Toen ik ongeveer ter hoogte van de hectometerpalen 62.1 en 62.2 reed, zag ik dat er een
rij voertuigen mij tegemoet kwam welke reden in de tegenovergestelde richting. Ik
bedoel hiermee in de richting van afslag N381van de N34.
Ik zag dat één voertuig opvallend uit de rij voertuigen ten opzichte van de rest
reed. Ik bedoel hiermee dat dit voertuig uit de rij reed en langzaam richting de
middenlijn reed. Ik zag dat dit een hoge personenauto was welke grijs van kleur was.
Ik zag dat dit grijze voertuig mij passeerde toen deze al op de witte middenlijn reed. Ik zag dat dit voertuig net nadat deze mij gepasseerd was langzaam over de middenlijn ging rijden en op mijn weghelft ging rijden. Het voertuig reed van mij af.
Ik zag dat dit voertuig geen richting aanwijzer aan had. Ik zag dat van dit voertuig
gedurende de tijd dat het op de voor hem verkeerde weghelft reed geen remlichten
oplichten.
Ik zag dit alles in de binnenspiegel van mijn auto. Ik zag in mijn binnenspiegel dat het verkeer wat op een afstand achter mij reed uitwijkmanoeuvres ging uithalen om niet met het grijze voertuig in botsing te komen.
Ik zag dat een kleine personenauto welke achteraf mintgroen van kleur was en in
dezelfde richting reed als ik, dusdanig uitweek door nagenoeg volledig in de berm te
gaan rijden. Ik zag dat het grijze voertuig langs dit voertuig reed en vervolgens
weer in de richting van de eigen rijbaan stuurde.
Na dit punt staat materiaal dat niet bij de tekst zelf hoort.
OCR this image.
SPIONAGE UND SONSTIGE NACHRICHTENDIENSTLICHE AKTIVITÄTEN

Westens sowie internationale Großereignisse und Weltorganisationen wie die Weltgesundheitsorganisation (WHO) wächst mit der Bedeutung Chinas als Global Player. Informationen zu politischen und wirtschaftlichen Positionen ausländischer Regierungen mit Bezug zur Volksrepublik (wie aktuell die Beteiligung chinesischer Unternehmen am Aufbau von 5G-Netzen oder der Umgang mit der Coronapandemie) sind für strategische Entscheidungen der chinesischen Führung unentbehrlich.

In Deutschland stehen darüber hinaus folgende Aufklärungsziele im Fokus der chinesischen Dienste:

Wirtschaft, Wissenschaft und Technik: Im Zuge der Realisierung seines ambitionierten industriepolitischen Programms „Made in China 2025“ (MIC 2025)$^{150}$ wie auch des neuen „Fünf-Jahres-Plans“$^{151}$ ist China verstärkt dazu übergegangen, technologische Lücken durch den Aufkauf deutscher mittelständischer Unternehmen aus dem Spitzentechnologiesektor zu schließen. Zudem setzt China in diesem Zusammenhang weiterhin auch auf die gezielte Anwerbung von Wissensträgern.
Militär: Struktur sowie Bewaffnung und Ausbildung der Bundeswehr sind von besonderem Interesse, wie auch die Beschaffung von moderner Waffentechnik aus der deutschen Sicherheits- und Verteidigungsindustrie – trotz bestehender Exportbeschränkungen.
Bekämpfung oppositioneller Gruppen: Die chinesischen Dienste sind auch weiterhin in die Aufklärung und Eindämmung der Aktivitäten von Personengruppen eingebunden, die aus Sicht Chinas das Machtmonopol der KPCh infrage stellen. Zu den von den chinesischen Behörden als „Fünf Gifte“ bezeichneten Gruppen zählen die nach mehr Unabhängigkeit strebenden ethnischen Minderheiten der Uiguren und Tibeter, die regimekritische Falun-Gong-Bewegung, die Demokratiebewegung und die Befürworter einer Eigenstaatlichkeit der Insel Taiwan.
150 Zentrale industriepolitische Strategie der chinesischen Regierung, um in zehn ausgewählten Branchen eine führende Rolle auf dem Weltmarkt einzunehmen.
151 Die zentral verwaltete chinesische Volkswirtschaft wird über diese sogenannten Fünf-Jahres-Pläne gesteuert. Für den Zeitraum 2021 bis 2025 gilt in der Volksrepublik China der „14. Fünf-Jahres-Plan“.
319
Ik verbalisant had inmiddels mijn voertuig wat afgeremd. Ik had het vermoeden dat
zich een groot verkeersongeval zou gaan voordoen. Ik zag op een gegeven moment in
mijn binnenspiegel ter hoogte van de plek waar ik de grijze auto weer naar de eigen
rijbaan had zien sturen allemaal voorwerpen door de lucht vliegen. Ik ging er vanuit
dat dit voertuigonderdelen waren.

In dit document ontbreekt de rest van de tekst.